UBC Wiki

Categorization Manipulation

One of the main tools to organize a wiki is categories. Mark Choate, in his book Professional Wikis, describes adding categories to a wiki article as a parallel to adding tags to a blog article or a photo: tags and categories are “both keywords that are used to describe or group a page into some conceptual category or topic”. The advantage of using categories as a type of folksonomy, Choate states, is that one user might categorize an article one way while a another chooses an entirely different approach. Thus, when many people add pages to a category, different points a view are represented by the links and someone reading the wiki may discover connections between topics that they might not have thought of themselves.
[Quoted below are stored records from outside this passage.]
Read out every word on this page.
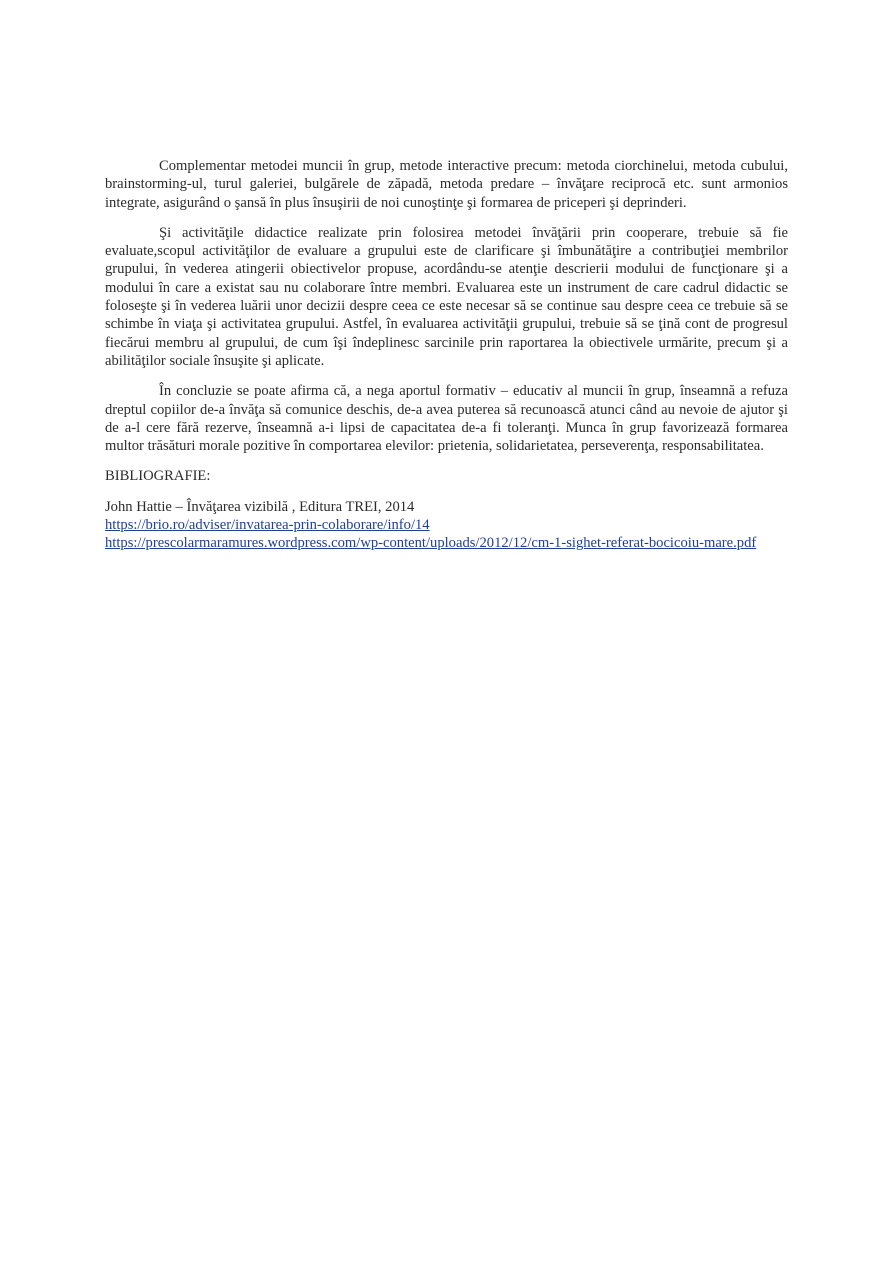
Complementar metodei muncii în grup, metode interactive precum: metoda ciorchinelui, metoda cubului, brainstorming-ul, turul galeriei, bulgărele de zăpadă, metoda predare – învăţare reciprocă etc. sunt armonios integrate, asigurând o şansă în plus însuşirii de noi cunoştinţe şi formarea de priceperi şi deprinderi.

Şi activităţile didactice realizate prin folosirea metodei învăţării prin cooperare, trebuie să fie evaluate,scopul activităţilor de evaluare a grupului este de clarificare şi îmbunătăţire a contribuţiei membrilor grupului, în vederea atingerii obiectivelor propuse, acordându-se atenţie descrierii modului de funcţionare şi a modului în care a existat sau nu colaborare între membri. Evaluarea este un instrument de care cadrul didactic se foloseşte şi în vederea luării unor decizii despre ceea ce este necesar să se continue sau despre ceea ce trebuie să se schimbe în viaţa şi activitatea grupului. Astfel, în evaluarea activităţii grupului, trebuie să se ţină cont de progresul fiecărui membru al grupului, de cum îşi îndeplinesc sarcinile prin raportarea la obiectivele urmărite, precum şi a abilităţilor sociale însuşite şi aplicate.

În concluzie se poate afirma că, a nega aportul formativ – educativ al muncii în grup, înseamnă a refuza dreptul copiilor de-a învăţa să comunice deschis, de-a avea puterea să recunoască atunci când au nevoie de ajutor şi de a-l cere fără rezerve, înseamnă a-i lipsi de capacitatea de-a fi toleranţi. Munca în grup favorizează formarea multor trăsături morale pozitive în comportarea elevilor: prietenia, solidarietatea, perseverenţa, responsabilitatea.

BIBLIOGRAFIE:

John Hattie – Învăţarea vizibilă , Editura TREI, 2014
https://brio.ro/adviser/invatarea-prin-colaborare/info/14
https://prescolarmaramures.wordpress.com/wp-content/uploads/2012/12/cm-1-sighet-referat-bocicoiu-mare.pdf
Unfortunately, the current state of the UBC Wiki is that users are not currently adding categories to their pages. The majority of pages in the UBC Wiki (before this Gardening Project began) had no categories or links to other pages in the wiki. Thus, each article was isolated, even if there were other articles on related topics.

I’ve begun adding some basic categories to articles that currently exist on the wiki. Some nice examples of how useful a categories might be can be found in the Economics and Physics categories. In each category, you can find specific topics as well as pages on some courses, student groups, and departments.

It is my hope that as key categories become more built out, users will become more familiar with the concept, recognize the usefulness of categories, and begin adding categories themselves.